One dramatic difference between New Hampshire and Iowa is that in Iowa, you have to stand with or against your friends and neighbors. Everyone knows who you voted for.

With the way that Hillary polarizes people, could part of her showing in Iowa be that people didn't want others to know that they supported Hillary, of all people?

I think the reason for the pollster's errors was this -- the Iowa bump only lasts so long. If the election were held a day before, we might have seen Obama win. If the election was held a little later on, and we might have seen the Obama bump equalize out in the polls.

I also wonder how many people may have changed their minds after seeing the coverage of the confrontation with Iran. Exit polling says many people decided that day and they decided on issues not personalities. Of course, McCain's showing among Independents may have taken votes that might have went for Obama (although since they are so different on the issues I don't quite understand it).

About a week ago in another place, I posted this as a part of a much longer posting about the race:

"Getting back to race, I think it would be easier to elect a Black Republican than a Black Democrat.

Face it, no matter how small a margin, some people are not going to vote for a Black man… older voters most likely. Those in their late 60’s and 70’s voting for a black will be a tough sell, going against everything they have ever known in their lives. Also, those voters are the most reliable voters, the senior vote. Now, Blacks vote overwhelmingly for Democrats… so a loss of a couple of percent of the old white Democrat vote is a net loss.

A GOP Black would also lose some percentage of that older vote… but would likely pick up much more ‘cross over’ Black vote, vote that another GOP candidate would not get. Thus a net gain."

People, why is this so hard? If I "know" this, why doesn't the media? This 'mismatch' between polling and voting was entirely predictable.

There remain only two possible reasons for the media having 'missed' this: they are blinded by their love of Obama, or that they are rock stupid.

Okay, three reasons: both of the above

...was only reflecting what they were getting from the campaigns themselves. As Tim Russert said last night, Obama's internal polls showed him up by 14% and Clinton's internal polls showed Obama up 11%. The media got it wrong because the campaigns themselves had it wrong.
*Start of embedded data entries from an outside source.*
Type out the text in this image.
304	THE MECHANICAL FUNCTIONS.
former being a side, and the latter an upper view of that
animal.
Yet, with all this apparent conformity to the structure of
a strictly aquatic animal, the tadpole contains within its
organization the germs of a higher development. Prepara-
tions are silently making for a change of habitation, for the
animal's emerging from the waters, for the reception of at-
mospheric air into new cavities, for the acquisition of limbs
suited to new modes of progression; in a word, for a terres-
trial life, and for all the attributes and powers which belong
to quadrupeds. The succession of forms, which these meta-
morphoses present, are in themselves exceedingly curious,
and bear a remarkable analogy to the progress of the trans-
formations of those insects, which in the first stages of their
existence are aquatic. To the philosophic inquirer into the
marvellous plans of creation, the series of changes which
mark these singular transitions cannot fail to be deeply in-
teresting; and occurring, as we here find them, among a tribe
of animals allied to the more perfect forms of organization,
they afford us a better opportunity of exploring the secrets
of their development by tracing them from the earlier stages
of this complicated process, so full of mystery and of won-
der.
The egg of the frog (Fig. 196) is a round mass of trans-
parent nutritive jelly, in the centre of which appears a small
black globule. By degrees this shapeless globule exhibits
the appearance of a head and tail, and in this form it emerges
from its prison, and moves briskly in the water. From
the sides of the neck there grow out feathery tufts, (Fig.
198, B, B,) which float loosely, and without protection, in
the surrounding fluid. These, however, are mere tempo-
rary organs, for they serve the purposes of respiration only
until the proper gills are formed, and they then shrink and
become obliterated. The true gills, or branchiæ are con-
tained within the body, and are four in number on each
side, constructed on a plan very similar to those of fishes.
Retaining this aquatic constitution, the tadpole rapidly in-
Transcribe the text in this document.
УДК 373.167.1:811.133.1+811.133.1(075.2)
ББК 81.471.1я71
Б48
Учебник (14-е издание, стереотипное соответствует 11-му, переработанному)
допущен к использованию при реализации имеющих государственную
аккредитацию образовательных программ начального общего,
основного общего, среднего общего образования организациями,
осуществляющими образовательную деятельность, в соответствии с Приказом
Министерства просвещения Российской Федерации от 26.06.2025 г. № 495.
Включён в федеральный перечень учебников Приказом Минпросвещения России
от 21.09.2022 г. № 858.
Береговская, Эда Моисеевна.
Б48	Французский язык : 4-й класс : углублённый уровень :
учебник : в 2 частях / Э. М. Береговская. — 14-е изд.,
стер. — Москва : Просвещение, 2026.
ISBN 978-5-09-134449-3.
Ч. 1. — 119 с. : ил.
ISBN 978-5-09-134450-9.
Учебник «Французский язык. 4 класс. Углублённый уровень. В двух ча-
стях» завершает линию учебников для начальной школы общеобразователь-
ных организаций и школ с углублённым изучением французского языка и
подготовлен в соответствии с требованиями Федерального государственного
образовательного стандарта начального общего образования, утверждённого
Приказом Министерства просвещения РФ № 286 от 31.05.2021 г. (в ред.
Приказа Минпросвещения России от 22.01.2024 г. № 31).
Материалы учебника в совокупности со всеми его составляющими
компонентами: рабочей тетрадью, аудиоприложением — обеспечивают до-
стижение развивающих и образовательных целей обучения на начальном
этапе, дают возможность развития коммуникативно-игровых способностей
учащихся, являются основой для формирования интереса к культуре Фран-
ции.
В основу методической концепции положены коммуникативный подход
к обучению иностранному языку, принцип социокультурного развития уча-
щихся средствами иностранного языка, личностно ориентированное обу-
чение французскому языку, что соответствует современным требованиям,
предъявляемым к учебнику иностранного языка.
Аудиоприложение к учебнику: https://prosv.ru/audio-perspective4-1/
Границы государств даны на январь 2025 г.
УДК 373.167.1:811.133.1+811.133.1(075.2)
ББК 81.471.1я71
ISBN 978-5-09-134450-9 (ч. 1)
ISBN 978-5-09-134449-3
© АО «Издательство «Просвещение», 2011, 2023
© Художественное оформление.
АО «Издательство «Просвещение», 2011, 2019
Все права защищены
It seems obvious to me that it was the Bradley/Wilder effect. Bradley was up by 10% to 20% in the polls and lost, while Wilder was up 10% and won by .5%. In Iowa, voters had to "vote" publicly, in NH they got to close the curtain.

The polling on the Rs was pretty good. The results for McCain and Romney were both above the polling, but that is easily explained by the undecideds being split between the two frontrunners.
The polling was accurate to well within the margin of error for all Ds other than Hillary. She got +9, well outside the ± 3 of the polling.
OTB has a pretty good round up of possible reasons for the difference in actual and expected results in the D race.

on this are thoughtless tools talking out of their rear-ends - and since it's mostly the spin-cycle ("get me a new narrative, STAT!") squawkers on the tube, that should surprise none of us.

Just look at the numbers. Nothing went 'wrong' for Obama, per se. He got what the poll averages said he would - ~37%. While he may have lost some waffling women at the last minute, I doubt seriously it was any more than maybe 1-2% of the total. What happened here was HC's crying stunt worked as a hail-mary to women voters and soft supporters who were reconsidering after Iowa. The final tally reflected pretty much what the pre-Iowa NH polls said - neck and neck.

So, I think the upshot is, don't get your hopes up, kids. She can only cry once. It may have saved her candidacy and kept the bottom from dropping out, but my sense is that her support is still "mile-wide and inch-deep", and since she was dumb enough to let Obamna seize control of the debate, she's got an uphill battle.

It'll be interesting to see how many of her moneybags who were listing over the weekend start returning her calls again....

Be nice or i'll slap you cross-eyed!